Avec son beau titre fataliste à
double sens – perdu car condamné, perdu dans ses souvenirs –, voici une œuvre
écrite en trois ou quatre ans, commencée au soleil de Hollywood et achevée sous
celui de Saint-Paul-de-Vence. 1968-1971 et 1925-1965 : les repères
chronologiques et nécrologiques se télescopent, ouvrent et ferment le récit
cinématographique commandité puis rejeté par la Columbia. L’écrivain s’inspira
d’une autobiographie posthume appréciée, ne vit jamais le biopic de Spike Lee, apparemment en partie bâti sur sa prose ;
il dut aussi, contingences soulignées dans un avertissement introductif,
composer, double acception, avec des « complexités juridiques » et
des « divergences profondes » d’héritage spirituel. La Nation of Islam devient ainsi le
Mouvement, des patronymes disparaissent, régit avant tout l’exigence d’être
« fidèle aussi à la vérité de la personnalité si émouvante, si riche,
tumultueuse, et si souvent calomniée, de cet homme connu sous le nom de Malcolm
X. » 265 pages plus tard, que retient-on du portrait remisé au placard, de
l’évocation vivante et funèbre rédigée dans le sillage d’un assassinat parmi
d’autres, celui, passé, de JFK, marotte d’Oliver Stone, ceux, à venir, de Martin
Luther King et de Bobby Kennedy ? Que toute une vie, que quarante ans
d’une existence écourtée, médiatisée, ne sauraient certes se résumer à cela,
qu’il ne s’agit pas de signer un procès-verbal mais de ressusciter une persona, une conscience et une puissance
dans lesquelles se reconnaître jusqu’à un certain point. Le Malcolm de Baldwin
regarde, littéralement, dans le rétroviseur de sa voiture en route pour un meeting dont il ne reviendra pas.

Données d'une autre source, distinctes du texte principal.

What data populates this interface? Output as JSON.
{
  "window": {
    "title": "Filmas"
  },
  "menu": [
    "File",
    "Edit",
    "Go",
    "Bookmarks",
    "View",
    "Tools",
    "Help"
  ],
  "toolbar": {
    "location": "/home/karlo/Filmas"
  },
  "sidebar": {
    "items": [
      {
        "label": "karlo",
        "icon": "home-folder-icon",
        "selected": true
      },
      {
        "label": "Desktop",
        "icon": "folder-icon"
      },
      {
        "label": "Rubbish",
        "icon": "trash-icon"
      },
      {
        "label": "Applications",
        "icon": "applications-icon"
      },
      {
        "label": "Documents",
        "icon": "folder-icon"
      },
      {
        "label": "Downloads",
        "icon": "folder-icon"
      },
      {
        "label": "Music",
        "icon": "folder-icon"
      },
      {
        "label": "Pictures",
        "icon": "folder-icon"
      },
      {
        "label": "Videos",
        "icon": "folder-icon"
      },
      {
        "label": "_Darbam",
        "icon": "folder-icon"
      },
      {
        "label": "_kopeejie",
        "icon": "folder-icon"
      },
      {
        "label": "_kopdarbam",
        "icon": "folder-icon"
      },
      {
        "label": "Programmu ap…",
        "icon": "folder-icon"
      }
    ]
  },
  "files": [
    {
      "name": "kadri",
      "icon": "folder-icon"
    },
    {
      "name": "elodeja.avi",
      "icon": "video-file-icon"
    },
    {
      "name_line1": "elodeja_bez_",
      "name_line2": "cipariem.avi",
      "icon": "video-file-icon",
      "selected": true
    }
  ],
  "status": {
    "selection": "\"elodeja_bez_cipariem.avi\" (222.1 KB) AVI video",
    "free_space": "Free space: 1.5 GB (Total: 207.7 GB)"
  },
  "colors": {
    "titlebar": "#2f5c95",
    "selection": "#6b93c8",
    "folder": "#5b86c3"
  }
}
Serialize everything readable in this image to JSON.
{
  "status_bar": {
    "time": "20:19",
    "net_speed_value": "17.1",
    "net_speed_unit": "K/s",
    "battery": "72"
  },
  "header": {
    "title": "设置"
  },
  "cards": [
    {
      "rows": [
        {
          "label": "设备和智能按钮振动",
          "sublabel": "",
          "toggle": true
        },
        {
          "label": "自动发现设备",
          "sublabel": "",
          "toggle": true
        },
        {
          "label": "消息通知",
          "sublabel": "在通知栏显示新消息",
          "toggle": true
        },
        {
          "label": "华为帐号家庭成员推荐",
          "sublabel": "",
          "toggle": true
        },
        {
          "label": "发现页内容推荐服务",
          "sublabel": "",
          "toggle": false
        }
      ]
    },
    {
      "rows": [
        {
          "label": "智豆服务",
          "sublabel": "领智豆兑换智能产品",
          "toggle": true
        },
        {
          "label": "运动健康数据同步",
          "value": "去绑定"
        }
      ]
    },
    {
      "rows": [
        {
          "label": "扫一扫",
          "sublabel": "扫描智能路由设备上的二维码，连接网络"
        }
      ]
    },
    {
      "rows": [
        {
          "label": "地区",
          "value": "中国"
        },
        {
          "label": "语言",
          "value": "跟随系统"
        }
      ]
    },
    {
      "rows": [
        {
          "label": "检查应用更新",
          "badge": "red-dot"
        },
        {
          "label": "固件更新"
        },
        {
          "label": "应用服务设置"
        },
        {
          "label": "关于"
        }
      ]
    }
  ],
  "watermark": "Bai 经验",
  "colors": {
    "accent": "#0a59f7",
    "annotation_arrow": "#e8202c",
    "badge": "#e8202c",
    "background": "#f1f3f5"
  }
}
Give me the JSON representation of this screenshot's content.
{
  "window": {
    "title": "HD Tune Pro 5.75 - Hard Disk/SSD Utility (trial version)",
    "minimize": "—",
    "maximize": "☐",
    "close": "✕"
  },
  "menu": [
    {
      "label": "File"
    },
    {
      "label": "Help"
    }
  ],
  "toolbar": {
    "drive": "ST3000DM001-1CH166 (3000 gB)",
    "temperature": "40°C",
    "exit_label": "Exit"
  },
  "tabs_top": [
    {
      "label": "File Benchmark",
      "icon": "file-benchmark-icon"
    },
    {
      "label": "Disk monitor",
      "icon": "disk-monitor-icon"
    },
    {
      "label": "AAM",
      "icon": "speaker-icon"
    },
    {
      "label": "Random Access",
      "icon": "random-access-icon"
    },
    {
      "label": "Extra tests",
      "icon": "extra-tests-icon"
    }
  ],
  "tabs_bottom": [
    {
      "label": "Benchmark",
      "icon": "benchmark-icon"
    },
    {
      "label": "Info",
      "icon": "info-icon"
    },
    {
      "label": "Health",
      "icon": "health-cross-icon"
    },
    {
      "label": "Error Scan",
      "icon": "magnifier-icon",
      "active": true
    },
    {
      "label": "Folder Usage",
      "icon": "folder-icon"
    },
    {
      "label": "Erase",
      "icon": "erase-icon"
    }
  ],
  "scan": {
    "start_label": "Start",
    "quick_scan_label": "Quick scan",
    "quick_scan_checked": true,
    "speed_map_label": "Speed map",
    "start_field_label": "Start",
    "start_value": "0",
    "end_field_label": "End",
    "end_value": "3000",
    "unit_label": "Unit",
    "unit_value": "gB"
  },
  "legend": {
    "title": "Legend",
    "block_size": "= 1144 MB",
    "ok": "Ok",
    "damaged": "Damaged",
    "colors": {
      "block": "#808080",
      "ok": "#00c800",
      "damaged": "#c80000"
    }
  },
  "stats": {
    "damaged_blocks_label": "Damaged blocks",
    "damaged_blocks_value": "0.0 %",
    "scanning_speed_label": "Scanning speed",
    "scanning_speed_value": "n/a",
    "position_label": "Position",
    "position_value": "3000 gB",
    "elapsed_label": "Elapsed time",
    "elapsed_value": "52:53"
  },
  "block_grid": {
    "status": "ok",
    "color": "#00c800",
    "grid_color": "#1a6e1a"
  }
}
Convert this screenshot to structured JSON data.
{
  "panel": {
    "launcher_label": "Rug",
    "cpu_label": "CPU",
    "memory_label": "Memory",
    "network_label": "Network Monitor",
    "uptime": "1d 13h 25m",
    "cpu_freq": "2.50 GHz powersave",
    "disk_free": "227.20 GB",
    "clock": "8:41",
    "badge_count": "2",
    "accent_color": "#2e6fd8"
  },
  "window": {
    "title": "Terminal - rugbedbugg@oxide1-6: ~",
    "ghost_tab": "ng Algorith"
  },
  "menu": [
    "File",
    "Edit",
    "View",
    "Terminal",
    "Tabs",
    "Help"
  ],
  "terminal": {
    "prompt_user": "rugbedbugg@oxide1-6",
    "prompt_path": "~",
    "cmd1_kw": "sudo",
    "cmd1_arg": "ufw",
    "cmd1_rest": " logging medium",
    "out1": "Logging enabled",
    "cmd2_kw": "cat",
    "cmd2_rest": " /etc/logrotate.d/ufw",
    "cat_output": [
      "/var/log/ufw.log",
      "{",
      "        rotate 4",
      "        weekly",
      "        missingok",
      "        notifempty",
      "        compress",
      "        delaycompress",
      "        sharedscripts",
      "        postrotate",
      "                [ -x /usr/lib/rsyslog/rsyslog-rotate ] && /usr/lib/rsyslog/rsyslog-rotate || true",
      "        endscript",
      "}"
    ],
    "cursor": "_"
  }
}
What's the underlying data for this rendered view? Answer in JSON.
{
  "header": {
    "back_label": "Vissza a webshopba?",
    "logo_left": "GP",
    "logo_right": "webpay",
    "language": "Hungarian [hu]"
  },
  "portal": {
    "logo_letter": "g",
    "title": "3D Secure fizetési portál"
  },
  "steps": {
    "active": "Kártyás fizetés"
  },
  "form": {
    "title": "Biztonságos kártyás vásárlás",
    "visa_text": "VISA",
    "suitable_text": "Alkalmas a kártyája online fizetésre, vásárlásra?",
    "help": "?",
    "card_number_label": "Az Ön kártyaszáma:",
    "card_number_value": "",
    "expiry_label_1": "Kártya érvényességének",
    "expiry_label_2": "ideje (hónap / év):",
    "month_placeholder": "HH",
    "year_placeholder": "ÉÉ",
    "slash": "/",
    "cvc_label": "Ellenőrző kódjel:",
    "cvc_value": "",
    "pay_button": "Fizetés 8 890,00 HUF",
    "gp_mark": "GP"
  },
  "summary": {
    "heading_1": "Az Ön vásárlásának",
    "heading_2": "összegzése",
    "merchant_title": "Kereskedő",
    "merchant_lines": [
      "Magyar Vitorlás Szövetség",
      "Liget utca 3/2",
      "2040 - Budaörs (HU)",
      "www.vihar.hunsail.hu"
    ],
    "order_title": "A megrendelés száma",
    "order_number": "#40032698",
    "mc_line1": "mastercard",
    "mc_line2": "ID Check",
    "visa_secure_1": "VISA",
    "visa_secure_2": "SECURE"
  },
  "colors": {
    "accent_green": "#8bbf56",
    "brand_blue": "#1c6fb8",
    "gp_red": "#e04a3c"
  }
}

Il se retourne sur lui-même, sur sa
haine et celle d’autrui, sur son parcours, sur ses amours. Le parking souterrain du Hilton de New York
n’accueille pas un Francis Huster déguisé par Jacques Demy en Orphée
d’opérette, ou plutôt de comédie musicale sinistre, il constitue le décor chthonien d’une
mise à mort, le point de départ explicite de la chronique d’une mort annoncée d’un
homme suivi, menacé, contée avec un impressionnisme assez souverain, une
fluidité des enchaînements à rendre jaloux n’importe quel script doctor assermenté,
par exemple celui que le studio voulait imposer à l’auteur, en sus, nous dit
l’éditeur, d’un acteur blanc grimé en Noir, pourquoi pas Charlton Heston, hein,
comme au bon vieux temps misérable d’Al Jolson. Ici, chaque mot porte et se
signale par une justesse, une élégance et une honnêteté infaillibles. James
Baldwin n’abuse pas des didascalies, ni du lexique mécanique ou optique, il ne
joue pas au romancier ou au polémiste épris de « septième art »,
quitte à déplaire à son employeur, à ses prétentions œcuméniques, quitte à
s’attirer le jugement négatif de Mister
Lee estimant le scénar désordonné. En découvrant cette odyssée singulière,
individuelle et chorale aujourd’hui, en 2017, longtemps après les événements
relatés, face à l’Amérique orpheline et parricide de Barack Obama, qu’en
penserait Baldwin, diantre, on songe à l’oiseau de nuit d’Eastwood, à sa
structure pareillement parcellaire due à Joel Oliansky, autre biographie black
initiée par la Columbia, voilà, voilà, on se dit surtout que rien ne change
vraiment là-bas, nation schizophrène du Nord et du Sud, de Griffith et de
Beyoncé, du défunt show de Cosby et
du sexe pérenne estampillé « interracial » en niche du X numérique.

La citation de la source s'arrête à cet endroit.